The tumor microenvironment plays a crucial role in pancreatic cancer development:

• TME targeting strategies focused on vasculature, immune checkpoints, and immuno-cell therapies have led to revolutionary clinical interventions
• Novel therapeutic approaches aim to disrupt cell-cell and cell-mediators interactions between TME components and tumor cells
• Irreversible electroporation (IRE) ablation therapy has been shown to promote immune infiltration and conversion of CD4T cells into anti-tumor IFN-γTh1 cells and Th17 cells
• PD-L1 blockade enhances activation of CD11b+CD103- type-2 conventional dendritic cells (cDC2s) and their antigen presentation to CD4T cells after ablation
• IL-6 and PD-L1 dual blockade significantly increases the ratio of IFN-γTh1 in CD4T cells to boost anti-tumor immunity of NK cells

PARP Inhibitors and DNA Damage Response

• Olaparib, a PARP inhibitor, has demonstrated anticancer benefits in patients with pancreatic cancer who have a germline mutation in BRCA1/2
• ATF3 (activating transcription factor 3) enhances olaparib resistance through the NF-κB signaling pathway
• Maintenance therapy approaches are being explored following the success of the POLO trial with olaparib
• Combination of DNA demethylating agent 5-AZA with HDAC inhibitor SAHA has shown effectiveness in promoting degradation of mutant p53, upregulating p21, and downregulating c-Myc and BRCA-1

Novel Combination Approaches

• The combination therapy of ICIs has proven safe and effective for treating advanced pancreatic cancer, especially when combined with chemotherapy and radiotherapy
• Patients with a high TMB (tumor mutational burden) showed longer median overall survival compared to those with low TMB (19.3 vs 7.2 months)
• NIZ985 (recombinant heterodimer of IL-15 and IL-15 receptor α) in combination with spartalizumab (anti-PD-1 antibody) has shown antitumor activity
• BRD4 inhibitors enhanced the efficacy of oncolytic adenoviruses in 3D co-culture models of PDAC and in vivo xenografts
• RNAseq analysis showed BRD4 inhibitors increased viral E1A expression, altered expression of cell cycle regulators and inflammatory factors, and attenuated expression of tumor cell oncogenes like c-Myc and Myb

Despite these advances, ICIs have not yet achieved a breakthrough in pancreatic cancer therapy, with FDA-approval existing only for the small subgroup of MSI-H/dMMR tumors.

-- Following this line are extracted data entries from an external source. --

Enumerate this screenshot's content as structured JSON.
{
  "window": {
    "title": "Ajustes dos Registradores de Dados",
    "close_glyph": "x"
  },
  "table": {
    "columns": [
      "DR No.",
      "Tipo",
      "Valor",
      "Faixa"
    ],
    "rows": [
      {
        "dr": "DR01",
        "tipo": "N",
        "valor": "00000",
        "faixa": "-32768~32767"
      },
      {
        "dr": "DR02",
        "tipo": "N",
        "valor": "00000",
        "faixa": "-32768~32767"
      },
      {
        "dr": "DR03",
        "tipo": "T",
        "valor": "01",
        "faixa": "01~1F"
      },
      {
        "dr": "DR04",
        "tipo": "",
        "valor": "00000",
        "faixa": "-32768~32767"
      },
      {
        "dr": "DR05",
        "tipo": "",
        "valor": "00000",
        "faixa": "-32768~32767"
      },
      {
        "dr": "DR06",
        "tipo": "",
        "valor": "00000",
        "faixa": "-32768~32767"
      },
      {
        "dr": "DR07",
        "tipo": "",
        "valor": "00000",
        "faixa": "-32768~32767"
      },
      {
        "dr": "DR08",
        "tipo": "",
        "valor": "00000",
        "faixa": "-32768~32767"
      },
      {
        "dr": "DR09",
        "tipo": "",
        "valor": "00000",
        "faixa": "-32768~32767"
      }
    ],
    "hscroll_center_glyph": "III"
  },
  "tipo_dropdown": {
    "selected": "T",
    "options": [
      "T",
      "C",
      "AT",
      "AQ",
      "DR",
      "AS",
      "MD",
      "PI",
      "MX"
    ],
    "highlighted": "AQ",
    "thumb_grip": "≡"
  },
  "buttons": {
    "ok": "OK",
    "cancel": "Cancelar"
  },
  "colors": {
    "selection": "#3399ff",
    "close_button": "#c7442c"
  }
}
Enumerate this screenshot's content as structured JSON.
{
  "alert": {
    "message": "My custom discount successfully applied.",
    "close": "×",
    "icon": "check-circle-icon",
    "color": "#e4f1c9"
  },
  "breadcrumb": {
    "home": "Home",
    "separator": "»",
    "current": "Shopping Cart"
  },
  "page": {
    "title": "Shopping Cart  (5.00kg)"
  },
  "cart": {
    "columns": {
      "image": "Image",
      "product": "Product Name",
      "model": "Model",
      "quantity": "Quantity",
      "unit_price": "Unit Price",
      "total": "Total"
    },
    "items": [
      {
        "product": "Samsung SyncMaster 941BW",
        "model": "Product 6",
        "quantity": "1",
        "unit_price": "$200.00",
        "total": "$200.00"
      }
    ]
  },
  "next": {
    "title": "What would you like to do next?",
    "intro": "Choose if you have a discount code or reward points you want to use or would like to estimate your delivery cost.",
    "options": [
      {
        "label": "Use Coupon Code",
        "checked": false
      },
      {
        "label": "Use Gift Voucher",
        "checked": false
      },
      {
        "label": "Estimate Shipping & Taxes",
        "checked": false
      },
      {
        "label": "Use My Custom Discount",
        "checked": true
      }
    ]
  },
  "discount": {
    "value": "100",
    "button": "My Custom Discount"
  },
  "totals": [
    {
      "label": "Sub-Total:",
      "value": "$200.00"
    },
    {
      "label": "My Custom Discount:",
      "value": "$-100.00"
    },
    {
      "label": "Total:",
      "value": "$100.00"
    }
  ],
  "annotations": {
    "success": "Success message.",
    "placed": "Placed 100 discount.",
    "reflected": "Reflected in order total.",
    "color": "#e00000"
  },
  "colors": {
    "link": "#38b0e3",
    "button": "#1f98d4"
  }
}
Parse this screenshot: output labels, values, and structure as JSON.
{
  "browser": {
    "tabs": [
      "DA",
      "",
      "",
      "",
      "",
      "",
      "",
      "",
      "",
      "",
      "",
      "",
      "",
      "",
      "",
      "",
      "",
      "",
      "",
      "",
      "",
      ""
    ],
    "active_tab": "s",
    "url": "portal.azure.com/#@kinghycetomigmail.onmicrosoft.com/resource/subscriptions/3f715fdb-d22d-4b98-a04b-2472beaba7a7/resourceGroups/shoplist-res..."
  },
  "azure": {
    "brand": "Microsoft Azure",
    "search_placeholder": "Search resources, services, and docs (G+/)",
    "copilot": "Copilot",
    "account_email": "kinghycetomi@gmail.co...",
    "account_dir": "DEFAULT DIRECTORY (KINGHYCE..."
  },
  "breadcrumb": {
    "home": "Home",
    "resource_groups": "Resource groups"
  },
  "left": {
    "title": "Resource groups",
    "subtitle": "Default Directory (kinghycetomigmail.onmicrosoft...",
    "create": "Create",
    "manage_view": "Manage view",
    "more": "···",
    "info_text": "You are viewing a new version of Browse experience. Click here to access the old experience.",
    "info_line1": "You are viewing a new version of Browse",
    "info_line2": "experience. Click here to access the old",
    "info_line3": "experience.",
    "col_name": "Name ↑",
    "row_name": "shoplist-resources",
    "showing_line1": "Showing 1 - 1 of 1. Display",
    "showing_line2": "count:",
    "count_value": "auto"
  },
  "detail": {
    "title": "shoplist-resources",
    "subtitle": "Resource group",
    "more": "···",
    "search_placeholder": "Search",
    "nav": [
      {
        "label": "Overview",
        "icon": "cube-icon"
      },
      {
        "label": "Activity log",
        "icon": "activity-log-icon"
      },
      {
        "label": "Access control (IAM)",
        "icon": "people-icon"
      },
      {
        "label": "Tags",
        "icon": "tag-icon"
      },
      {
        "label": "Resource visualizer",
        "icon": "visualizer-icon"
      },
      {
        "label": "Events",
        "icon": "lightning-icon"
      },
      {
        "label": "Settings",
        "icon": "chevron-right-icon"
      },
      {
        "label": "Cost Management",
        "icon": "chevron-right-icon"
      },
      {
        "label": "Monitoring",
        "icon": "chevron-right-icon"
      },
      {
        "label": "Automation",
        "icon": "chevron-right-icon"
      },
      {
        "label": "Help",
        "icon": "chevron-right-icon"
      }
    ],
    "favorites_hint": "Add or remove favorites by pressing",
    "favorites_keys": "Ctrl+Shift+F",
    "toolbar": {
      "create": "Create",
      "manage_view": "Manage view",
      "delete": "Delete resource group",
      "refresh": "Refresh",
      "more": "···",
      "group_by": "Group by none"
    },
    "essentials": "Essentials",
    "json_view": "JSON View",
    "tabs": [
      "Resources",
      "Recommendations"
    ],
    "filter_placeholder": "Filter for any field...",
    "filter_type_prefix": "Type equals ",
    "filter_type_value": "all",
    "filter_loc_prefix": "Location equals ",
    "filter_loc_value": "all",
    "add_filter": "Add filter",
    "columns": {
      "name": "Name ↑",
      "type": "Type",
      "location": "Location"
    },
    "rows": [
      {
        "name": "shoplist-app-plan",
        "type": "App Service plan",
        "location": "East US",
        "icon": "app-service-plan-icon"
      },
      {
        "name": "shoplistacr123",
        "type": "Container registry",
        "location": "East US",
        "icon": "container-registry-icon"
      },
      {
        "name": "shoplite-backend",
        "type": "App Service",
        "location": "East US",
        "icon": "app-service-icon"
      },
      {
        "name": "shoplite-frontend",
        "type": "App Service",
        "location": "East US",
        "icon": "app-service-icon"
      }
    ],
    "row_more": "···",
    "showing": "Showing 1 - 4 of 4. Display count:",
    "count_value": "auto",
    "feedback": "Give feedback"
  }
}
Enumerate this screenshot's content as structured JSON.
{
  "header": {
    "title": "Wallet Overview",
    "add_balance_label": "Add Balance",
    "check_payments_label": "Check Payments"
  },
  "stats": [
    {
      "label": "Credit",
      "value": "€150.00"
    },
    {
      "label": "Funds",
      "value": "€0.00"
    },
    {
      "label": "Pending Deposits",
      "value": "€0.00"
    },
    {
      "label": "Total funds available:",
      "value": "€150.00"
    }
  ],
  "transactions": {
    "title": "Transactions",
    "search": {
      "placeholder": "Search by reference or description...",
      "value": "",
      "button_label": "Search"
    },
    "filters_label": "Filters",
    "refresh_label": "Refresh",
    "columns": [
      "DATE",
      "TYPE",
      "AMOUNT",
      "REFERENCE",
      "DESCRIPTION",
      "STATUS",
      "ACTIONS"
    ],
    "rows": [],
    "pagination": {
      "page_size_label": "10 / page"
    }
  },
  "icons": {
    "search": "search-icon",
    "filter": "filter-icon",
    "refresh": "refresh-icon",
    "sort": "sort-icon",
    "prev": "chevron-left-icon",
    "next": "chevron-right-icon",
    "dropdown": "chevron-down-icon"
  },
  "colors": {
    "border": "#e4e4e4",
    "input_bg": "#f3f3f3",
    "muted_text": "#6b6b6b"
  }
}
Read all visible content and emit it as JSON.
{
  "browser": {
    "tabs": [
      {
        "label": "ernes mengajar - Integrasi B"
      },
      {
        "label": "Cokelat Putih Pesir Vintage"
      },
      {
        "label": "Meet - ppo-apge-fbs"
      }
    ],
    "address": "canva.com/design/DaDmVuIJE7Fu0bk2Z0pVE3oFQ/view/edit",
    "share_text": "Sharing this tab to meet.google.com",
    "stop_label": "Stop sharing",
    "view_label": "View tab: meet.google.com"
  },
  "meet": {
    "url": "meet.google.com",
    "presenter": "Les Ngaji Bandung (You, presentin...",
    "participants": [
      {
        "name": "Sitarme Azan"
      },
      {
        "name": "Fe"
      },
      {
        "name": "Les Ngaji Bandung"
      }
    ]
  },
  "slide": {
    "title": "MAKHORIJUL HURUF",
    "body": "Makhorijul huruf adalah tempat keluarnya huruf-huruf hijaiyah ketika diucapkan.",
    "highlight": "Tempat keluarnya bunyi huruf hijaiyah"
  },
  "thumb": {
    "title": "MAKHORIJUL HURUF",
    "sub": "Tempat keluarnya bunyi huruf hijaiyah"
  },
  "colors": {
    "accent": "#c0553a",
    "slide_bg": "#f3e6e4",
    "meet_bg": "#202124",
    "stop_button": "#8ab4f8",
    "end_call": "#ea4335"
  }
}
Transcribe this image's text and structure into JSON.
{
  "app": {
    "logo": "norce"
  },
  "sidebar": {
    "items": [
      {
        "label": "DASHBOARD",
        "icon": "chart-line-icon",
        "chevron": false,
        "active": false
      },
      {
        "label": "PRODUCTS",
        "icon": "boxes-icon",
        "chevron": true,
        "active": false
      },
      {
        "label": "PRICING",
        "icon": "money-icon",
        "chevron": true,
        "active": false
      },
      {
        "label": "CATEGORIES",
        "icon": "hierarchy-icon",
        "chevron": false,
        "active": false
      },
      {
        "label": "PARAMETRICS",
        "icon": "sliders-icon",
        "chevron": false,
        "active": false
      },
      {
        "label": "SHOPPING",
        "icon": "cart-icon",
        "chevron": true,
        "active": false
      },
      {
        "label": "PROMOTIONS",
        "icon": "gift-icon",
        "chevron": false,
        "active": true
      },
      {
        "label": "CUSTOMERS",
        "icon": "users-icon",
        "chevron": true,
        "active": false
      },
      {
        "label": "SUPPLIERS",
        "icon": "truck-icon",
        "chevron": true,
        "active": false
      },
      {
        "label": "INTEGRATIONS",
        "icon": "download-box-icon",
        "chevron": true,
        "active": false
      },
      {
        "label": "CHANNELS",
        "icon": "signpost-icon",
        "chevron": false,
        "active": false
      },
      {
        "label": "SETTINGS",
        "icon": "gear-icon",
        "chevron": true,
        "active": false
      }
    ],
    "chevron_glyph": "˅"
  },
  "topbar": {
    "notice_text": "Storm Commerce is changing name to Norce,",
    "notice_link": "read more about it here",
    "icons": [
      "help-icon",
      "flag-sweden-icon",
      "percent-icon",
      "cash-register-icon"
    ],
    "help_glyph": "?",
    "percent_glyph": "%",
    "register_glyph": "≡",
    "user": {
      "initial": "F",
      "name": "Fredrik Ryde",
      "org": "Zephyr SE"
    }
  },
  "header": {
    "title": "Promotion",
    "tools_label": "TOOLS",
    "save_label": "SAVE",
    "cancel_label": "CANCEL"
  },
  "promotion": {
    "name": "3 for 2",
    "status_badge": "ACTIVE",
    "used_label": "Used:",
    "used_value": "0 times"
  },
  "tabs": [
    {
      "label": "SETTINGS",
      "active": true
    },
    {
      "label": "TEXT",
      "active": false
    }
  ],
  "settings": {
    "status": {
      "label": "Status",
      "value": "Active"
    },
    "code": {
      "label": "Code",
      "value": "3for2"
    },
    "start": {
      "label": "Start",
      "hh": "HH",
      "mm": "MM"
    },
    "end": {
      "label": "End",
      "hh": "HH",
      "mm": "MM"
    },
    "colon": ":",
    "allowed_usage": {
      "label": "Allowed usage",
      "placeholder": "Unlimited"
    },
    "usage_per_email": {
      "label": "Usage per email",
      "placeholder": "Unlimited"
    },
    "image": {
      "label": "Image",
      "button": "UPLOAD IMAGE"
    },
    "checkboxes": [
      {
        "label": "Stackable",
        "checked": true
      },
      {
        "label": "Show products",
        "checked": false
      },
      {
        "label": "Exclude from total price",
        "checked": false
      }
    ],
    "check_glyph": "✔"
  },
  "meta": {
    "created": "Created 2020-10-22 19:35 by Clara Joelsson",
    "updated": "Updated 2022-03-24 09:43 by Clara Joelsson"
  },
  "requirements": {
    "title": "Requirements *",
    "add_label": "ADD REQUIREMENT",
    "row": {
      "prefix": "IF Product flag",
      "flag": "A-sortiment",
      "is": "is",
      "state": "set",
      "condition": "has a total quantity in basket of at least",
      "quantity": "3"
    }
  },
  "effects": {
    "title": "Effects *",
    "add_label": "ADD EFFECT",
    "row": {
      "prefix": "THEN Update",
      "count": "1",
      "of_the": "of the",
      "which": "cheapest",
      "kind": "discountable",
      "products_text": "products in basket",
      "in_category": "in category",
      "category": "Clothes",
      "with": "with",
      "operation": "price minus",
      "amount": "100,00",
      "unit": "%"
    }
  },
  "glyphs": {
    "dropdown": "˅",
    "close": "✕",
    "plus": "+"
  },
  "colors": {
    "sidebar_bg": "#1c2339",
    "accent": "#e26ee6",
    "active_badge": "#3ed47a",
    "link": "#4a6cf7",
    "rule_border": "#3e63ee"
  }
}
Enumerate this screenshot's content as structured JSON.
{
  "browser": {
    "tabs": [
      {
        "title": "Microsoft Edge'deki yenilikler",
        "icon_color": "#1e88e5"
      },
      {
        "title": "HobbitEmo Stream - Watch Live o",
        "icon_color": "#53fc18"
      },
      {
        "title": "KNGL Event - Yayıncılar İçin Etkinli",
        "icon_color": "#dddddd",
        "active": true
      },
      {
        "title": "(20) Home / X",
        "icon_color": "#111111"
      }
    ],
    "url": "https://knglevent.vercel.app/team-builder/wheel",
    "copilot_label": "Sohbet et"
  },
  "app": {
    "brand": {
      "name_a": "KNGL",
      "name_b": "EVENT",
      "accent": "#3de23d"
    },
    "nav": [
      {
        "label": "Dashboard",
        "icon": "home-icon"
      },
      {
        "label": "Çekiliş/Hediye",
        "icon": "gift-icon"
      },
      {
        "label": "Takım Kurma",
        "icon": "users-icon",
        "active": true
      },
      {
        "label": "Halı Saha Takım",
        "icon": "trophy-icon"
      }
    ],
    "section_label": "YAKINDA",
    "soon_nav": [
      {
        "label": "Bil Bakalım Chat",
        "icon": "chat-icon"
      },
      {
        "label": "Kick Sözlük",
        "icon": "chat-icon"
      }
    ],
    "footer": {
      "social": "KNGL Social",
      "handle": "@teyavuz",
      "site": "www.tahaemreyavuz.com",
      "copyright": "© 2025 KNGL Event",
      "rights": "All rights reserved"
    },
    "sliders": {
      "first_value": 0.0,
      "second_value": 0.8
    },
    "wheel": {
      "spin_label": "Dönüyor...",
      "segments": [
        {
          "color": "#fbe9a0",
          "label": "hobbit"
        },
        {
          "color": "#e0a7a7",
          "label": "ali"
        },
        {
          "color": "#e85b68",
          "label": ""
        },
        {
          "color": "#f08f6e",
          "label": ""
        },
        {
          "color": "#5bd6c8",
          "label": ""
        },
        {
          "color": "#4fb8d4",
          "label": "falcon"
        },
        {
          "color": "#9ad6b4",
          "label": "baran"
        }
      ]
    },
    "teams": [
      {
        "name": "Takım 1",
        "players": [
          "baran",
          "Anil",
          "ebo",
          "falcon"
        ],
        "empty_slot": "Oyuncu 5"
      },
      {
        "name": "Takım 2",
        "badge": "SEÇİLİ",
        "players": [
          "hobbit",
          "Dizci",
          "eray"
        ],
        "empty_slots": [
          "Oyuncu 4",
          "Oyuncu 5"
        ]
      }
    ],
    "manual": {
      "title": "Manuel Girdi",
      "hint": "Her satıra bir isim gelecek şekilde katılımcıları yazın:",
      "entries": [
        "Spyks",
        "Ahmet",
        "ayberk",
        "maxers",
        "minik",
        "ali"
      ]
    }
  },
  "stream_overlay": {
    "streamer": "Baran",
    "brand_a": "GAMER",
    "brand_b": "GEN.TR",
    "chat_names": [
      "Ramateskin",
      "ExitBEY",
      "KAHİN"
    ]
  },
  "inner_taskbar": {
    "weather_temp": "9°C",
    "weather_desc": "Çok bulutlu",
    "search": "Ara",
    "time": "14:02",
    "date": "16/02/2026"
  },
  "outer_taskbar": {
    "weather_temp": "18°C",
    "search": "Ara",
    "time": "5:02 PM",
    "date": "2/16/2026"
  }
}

Trabedersen (OT-101) Indications and Clinical Applications

Based on the provided information, trabedersen (also known as AP-12009) is a synthetic antisense oligodeoxynucleotide specifically designed to block the production of TGFbeta2, a secreted protein that can exert protumor effects.

Therapeutic Indications

Beyond pancreatic cancer, trabedersen is indicated for the treatment of:

• Malignant brain tumors

• Solid tumors overexpressing TGFbeta2, such as those of the:

• Skin

• Colon

Clinical Evidence and Trial Results

The development of trabedersen has progressed through several stages of clinical evaluation:

• Preclinical studies demonstrated that trabedersen:

• Reduced the secretion of TGFbeta2 in cultured tumor cells

• Exhibited antitumor activity ex vivo

• Showed safety in animal models with chronic intracerebral or intravascular administration without life-threatening side effects

• Early clinical trials in patients with advanced cancer confirmed the safety observations seen in animal studies

• A phase IIb trial showed:

• Improved survival in patients with brain tumors who received intratumoral administration of trabedersen

• This improvement was in comparison to patients receiving standard chemotherapy

• Currently, validation of these observations is being sought through an ongoing large-scale, phase III, randomized, controlled trial

The clinical development of trabedersen represents a targeted approach to cancer therapy by specifically inhibiting a protein known to promote tumor growth and progression.